Om ernstig nadeel af te wenden heeft betrokkene verplichte zorg nodig.
2.4.
Gebleken is dat er geen mogelijkheden voor passende zorg op vrijwillige basis zijn.
Uit de medische verklaring en de behandeling ter zitting blijkt dat betrokkene onvoldoende bereid is om behandeling of zorg op vrijwillige basis te accepteren. Betrokkene wil niet opgenomen worden bij Duurzaam Verblijf GGZ Drenthe. De advocaat van betrokkene bepleit dat het niet proportioneel is om betrokkene op te laten nemen bij Duurzaam Verblijf GGZ Drenthe omdat er nog onvoldoende andere alternatieven geprobeerd zijn. De behandelaar geeft aan dat betrokkene meerdere malen opgenomen is geweest ter behandeling van zijn verslavingsproblematiek, echter zonder resultaat omdat betrokkene hier niet gemotiveerd voor is. Ook verklaart de behandelaar dat er al diverse trajecten zijn gestart om de zelfzorg van betrokkene te verbeteren, maar die hebben ook niet tot verbetering geleid. Betrokkene verblijft momenteel in een begeleid wonen setting, maar ook dat maakt niet dat er verbetering is gekomen in zijn situatie. Al met al acht de rechtbank het noodzakelijk betrokkene op de laten nemen bij Duurzaam Verblijf GGZ Drenthe. Er zijn geen minder bezwarende alternatieven.
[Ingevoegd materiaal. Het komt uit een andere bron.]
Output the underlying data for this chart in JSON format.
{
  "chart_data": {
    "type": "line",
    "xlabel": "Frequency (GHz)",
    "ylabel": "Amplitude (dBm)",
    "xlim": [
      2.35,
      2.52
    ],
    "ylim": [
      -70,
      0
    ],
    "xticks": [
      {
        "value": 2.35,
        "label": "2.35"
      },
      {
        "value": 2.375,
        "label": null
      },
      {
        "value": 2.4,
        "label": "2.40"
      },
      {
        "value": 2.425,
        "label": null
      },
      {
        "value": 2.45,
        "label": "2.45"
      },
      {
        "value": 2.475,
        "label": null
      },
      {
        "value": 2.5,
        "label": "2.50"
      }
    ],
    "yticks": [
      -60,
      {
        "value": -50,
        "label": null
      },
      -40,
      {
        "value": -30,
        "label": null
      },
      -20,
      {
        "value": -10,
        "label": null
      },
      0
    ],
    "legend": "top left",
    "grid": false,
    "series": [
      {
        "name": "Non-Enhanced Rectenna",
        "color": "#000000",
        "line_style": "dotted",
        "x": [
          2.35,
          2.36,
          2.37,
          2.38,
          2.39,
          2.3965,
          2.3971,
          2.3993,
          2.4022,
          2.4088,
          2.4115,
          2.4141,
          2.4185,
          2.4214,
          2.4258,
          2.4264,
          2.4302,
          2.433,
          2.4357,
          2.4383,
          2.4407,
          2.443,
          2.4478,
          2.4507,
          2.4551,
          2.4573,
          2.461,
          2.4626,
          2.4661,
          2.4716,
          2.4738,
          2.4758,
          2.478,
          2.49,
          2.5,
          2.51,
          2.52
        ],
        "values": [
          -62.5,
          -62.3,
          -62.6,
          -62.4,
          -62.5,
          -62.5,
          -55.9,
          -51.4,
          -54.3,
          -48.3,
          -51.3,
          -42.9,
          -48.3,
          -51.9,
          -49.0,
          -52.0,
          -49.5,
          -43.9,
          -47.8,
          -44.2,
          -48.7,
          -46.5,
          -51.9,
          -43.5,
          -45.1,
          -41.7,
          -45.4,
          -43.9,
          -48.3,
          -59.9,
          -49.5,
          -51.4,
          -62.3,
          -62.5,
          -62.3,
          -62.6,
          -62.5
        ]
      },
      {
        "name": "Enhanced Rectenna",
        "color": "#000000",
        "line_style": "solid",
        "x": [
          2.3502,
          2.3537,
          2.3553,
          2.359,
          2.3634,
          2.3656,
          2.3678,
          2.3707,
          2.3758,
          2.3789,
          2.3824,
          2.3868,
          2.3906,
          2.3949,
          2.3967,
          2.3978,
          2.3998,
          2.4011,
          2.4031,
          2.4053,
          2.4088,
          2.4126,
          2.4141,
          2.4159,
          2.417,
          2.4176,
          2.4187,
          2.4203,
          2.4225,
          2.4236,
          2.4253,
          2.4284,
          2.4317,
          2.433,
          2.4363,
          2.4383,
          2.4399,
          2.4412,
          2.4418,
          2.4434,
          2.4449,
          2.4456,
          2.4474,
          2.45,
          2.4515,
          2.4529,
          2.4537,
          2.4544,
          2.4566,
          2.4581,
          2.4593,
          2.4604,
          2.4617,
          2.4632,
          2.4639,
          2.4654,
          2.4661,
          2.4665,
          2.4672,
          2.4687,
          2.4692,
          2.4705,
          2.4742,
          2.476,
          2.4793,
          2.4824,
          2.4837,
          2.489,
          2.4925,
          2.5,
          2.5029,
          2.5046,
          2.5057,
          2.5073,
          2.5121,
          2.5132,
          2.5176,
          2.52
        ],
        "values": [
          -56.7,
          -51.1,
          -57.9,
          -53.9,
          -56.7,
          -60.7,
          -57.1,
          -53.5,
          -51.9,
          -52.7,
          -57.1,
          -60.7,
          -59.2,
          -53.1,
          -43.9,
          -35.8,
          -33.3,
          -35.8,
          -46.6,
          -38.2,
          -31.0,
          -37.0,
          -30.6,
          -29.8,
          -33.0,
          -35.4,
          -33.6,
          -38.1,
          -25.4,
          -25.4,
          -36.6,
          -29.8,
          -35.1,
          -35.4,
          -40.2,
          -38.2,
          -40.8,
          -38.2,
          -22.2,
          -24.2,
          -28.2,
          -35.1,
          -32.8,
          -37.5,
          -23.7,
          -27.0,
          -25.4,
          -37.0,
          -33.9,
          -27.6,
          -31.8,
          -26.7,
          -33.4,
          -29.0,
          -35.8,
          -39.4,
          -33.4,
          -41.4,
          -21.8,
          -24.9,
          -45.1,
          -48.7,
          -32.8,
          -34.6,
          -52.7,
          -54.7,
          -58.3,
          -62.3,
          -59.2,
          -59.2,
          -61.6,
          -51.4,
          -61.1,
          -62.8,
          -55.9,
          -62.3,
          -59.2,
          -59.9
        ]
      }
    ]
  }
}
Om die reden is verplichte zorg nodig. De in het verzoekschrift opgenomen vormen van verplichte zorg zijn gebaseerd op de medische verklaring, het zorgplan en de bevindingen van de geneesheer-directeur. Deze vormen van verplichte zorg zijn door de rechtbank tijdens de mondelinge behandeling besproken. Gelet op het voorgaande acht de rechtbank de volgende vormen van verplichte zorg noodzakelijk om het ernstig nadeel af te wenden:
  • het toedienen van medicatie, alsmede het verrichten van medische controles ter behandeling van een psychische stoornis, dan wel vanwege die stoornis, ter behandeling van een somatische aandoening;
  • het beperken van de bewegingsvrijheid;
  • het opnemen in een accommodatie.
Het beperken van de bewegingsvrijheid en het opnemen in een accommodatie zien specifiek op een opname bij Duurzaam Verblijf GGZ Drenthe.
2.5.
Er zijn geen minder bezwarende alternatieven die hetzelfde beoogde effect hebben. De voorgestelde verplichte zorg is evenredig en naar verwachting effectief. Uit de stukken blijkt dat bij het bepalen van de juiste zorg rekening is gehouden met de voorwaarden die noodzakelijk zijn om deelname van betrokkene aan het maatschappelijk leven te bevorderen, alsmede met de veiligheid van betrokkene.
2.6.
Gelet op het voorgaande is voldaan aan de criteria voor en doelen van verplichte zorg als bedoeld in de Wvggz. De zorgmachtiging zal worden verleend voor de verzochte duur van zes maanden met ingang van vandaag.

3..Beslissing

De rechtbank:
3.1.
verleent een zorgmachtiging ten aanzien van [naam betrokkene] voornoemd;
3.2.
bepaalt dat bij wijze van verplichte zorg de maatregelen zoals opgenomen in rechtsoverweging 2.4. kunnen worden getroffen;
3.3.
bepaalt dat deze machtiging geldt tot en met 4 februari 2021.
Deze beschikking is op 4 augustus 2020 mondeling gegeven door mr. D.I. Hendriks-van Wel, rechter, in tegenwoordigheid van H.J. de Wit, griffier, en op 6 augustus 2020 schriftelijk uitgewerkt en getekend.
Tegen deze beschikking staat het rechtsmiddel van cassatie open.